5. The method for semantically segmenting the low-precision image based on the attention-improving mechanism in accordance with claim 4, wherein the GASPP has the following formula:

Z＝GAM(X)⊙P_3,6(P₃(X))⊙P_3,12(P₅(X))⊙P_3,18(P₇(X))⊙P₁(X) (1)

6. The method for semantic segmentation of low-precision images based on attention-improving mechanism as claimed in claim 5, wherein the step S4 is implemented by fusing low-level features and multi-scale features using a decoder module SAM, wherein the SAM comprises a squeeze and excite network (SENet), the SAM performs an up-sampling operation after the selective attention calculation is completed, the output size is restored to the input state, and a pixel distribution map is obtained according to the SAM.

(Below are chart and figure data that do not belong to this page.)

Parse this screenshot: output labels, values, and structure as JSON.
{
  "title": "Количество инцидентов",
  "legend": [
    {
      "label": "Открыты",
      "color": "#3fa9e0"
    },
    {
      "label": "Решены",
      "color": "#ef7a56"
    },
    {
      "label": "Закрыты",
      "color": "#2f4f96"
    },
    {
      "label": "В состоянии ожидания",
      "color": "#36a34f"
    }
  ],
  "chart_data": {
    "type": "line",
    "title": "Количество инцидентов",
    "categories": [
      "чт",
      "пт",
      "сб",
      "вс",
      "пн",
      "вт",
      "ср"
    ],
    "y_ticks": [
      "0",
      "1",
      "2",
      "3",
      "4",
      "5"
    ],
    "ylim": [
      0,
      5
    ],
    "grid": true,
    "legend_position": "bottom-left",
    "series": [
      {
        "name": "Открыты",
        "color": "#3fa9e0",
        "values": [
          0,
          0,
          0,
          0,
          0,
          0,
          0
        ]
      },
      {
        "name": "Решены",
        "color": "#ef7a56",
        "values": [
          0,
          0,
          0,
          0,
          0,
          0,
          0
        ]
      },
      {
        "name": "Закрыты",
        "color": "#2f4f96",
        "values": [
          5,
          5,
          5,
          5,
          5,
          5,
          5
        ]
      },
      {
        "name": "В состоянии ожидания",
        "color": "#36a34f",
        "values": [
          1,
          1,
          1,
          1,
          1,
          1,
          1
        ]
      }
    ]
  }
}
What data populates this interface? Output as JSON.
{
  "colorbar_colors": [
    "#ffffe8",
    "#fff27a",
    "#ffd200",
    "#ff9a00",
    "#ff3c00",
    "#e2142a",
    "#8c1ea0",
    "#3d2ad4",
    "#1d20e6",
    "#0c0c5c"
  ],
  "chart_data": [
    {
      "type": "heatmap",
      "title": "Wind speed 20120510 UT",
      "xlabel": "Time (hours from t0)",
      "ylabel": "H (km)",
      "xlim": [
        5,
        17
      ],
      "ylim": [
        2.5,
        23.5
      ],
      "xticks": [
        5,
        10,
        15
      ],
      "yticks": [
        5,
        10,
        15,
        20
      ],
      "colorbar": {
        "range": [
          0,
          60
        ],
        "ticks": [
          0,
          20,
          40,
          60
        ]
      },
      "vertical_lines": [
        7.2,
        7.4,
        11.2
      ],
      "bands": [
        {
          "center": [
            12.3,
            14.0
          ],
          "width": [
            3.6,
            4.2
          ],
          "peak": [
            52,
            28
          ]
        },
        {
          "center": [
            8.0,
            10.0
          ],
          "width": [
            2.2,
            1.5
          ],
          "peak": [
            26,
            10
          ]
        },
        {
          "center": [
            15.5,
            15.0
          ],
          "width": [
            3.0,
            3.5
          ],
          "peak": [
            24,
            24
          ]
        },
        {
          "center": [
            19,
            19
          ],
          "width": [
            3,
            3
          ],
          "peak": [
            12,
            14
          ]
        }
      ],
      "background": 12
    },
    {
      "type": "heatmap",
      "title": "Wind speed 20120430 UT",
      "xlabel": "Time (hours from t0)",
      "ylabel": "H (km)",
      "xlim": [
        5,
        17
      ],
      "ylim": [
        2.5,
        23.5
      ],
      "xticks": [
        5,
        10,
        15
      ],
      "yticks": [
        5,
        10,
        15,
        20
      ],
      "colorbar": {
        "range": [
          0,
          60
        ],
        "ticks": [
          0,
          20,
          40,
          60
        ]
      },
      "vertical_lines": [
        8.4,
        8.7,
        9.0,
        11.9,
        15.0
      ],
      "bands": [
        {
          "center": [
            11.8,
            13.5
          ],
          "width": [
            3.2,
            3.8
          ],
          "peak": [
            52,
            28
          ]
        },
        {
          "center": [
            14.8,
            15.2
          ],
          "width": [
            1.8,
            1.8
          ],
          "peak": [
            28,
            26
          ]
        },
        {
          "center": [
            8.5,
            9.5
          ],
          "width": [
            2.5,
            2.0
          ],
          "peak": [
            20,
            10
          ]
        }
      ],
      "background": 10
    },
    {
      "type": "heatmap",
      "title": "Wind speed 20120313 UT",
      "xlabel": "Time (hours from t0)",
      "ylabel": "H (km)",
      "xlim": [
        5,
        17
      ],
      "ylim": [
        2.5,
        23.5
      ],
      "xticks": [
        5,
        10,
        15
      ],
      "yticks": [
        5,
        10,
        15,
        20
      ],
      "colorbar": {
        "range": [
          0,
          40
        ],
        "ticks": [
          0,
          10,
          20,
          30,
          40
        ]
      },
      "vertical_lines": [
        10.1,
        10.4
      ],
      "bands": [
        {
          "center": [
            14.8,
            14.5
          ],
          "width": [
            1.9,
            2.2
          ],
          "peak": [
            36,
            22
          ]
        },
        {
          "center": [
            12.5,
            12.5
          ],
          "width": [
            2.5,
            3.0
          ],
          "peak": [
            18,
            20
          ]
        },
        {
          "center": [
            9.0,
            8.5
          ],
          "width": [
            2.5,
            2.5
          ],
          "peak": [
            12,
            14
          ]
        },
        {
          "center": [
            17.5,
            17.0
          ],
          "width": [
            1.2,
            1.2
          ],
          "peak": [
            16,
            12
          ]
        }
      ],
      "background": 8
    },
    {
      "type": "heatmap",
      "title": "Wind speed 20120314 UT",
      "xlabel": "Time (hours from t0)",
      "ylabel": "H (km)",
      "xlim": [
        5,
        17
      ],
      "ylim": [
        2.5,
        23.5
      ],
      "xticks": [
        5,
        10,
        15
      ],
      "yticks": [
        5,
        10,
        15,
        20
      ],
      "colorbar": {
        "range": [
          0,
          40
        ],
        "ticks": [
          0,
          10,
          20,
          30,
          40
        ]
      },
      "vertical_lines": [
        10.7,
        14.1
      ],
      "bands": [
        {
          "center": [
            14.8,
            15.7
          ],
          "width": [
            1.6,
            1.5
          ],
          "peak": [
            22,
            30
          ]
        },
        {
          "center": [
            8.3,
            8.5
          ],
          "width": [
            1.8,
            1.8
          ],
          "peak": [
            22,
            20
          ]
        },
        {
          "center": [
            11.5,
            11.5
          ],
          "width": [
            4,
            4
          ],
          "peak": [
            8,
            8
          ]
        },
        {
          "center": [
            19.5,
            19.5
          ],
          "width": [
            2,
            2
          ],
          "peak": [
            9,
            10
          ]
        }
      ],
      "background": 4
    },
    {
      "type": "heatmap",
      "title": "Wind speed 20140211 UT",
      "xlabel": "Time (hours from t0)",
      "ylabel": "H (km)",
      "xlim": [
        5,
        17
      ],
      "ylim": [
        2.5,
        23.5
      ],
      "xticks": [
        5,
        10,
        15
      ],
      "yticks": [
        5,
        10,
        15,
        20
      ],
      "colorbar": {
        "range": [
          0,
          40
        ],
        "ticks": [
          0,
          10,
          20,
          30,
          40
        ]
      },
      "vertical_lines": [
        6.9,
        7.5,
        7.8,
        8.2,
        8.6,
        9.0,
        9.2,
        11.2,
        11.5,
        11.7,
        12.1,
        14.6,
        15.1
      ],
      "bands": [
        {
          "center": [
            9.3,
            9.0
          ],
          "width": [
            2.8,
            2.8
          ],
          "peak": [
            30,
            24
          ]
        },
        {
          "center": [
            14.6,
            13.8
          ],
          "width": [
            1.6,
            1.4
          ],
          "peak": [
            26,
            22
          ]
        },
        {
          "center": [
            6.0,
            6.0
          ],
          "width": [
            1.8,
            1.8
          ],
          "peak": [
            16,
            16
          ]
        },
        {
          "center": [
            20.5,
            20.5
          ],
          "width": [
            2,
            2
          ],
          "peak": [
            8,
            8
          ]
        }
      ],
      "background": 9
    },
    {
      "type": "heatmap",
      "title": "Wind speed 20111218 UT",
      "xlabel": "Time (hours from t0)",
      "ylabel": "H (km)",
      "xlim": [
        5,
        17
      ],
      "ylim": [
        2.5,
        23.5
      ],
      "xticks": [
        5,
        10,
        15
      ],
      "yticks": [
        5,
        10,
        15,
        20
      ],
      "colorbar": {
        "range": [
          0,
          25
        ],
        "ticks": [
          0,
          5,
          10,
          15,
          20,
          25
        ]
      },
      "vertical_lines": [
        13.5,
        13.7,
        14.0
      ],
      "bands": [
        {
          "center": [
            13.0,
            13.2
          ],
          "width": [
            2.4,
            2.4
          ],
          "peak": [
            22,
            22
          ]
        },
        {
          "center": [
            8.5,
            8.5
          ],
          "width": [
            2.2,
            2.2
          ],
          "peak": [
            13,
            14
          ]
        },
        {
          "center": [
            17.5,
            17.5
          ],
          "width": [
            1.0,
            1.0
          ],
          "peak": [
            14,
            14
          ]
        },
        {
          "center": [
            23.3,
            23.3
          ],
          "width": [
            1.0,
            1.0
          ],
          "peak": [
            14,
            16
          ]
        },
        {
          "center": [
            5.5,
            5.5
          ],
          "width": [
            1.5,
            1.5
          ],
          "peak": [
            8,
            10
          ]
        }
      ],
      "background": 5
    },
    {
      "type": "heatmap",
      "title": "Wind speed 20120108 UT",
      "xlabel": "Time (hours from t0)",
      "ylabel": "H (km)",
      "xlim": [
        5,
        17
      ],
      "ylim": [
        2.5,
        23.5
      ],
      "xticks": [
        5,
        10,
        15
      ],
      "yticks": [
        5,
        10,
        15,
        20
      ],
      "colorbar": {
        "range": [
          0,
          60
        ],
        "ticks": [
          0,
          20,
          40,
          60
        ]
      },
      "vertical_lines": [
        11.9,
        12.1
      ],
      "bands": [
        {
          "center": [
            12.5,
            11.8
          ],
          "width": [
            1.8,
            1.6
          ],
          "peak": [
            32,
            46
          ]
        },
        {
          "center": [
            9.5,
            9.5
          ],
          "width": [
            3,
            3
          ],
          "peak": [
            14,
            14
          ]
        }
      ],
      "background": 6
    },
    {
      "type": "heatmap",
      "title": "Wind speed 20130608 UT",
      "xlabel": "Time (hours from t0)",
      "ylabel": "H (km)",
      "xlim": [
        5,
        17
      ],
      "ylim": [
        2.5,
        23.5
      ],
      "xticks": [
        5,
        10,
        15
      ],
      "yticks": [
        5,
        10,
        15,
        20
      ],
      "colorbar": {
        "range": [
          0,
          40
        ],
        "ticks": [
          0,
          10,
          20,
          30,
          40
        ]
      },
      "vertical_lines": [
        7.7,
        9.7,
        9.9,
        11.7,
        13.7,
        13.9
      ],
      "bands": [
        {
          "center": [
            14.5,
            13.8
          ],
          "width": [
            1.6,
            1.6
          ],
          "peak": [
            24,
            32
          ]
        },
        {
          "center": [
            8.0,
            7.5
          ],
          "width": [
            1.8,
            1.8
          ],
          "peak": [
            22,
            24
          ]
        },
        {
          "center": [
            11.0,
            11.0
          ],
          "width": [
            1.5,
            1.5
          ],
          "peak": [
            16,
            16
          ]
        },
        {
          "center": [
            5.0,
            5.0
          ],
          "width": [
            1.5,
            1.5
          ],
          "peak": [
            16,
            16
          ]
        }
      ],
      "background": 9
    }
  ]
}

7. The method according to claim 6, wherein the selective attention module in the decoder module with selective attention mechanism SAM is divided into two different branches, one branch being from the multi-scale aggregation high-level feature information of the GASPP structure network with global attention feature module; the other branch is from the detail feature of the MobileNet v2 network, using a 1 × 1 convolutional layer to reduce the number of channels.

8. The method for semantic segmentation of low-precision images based on the attention-improving mechanism as claimed in claim 7, wherein the decoder-fused feature map is decoded by bilinear interpolation upsampling in step S4, and the bilinear interpolation is performed by linear calculation according to the numerical value of the known point.

9. The method for semantically segmenting the low-precision image based on the improved attention mechanism as claimed in claim 8, wherein the linear calculation is as follows:

10. The method of claim 9, wherein the preprocessing process mainly comprises flipping, rotating, scaling, and cropping.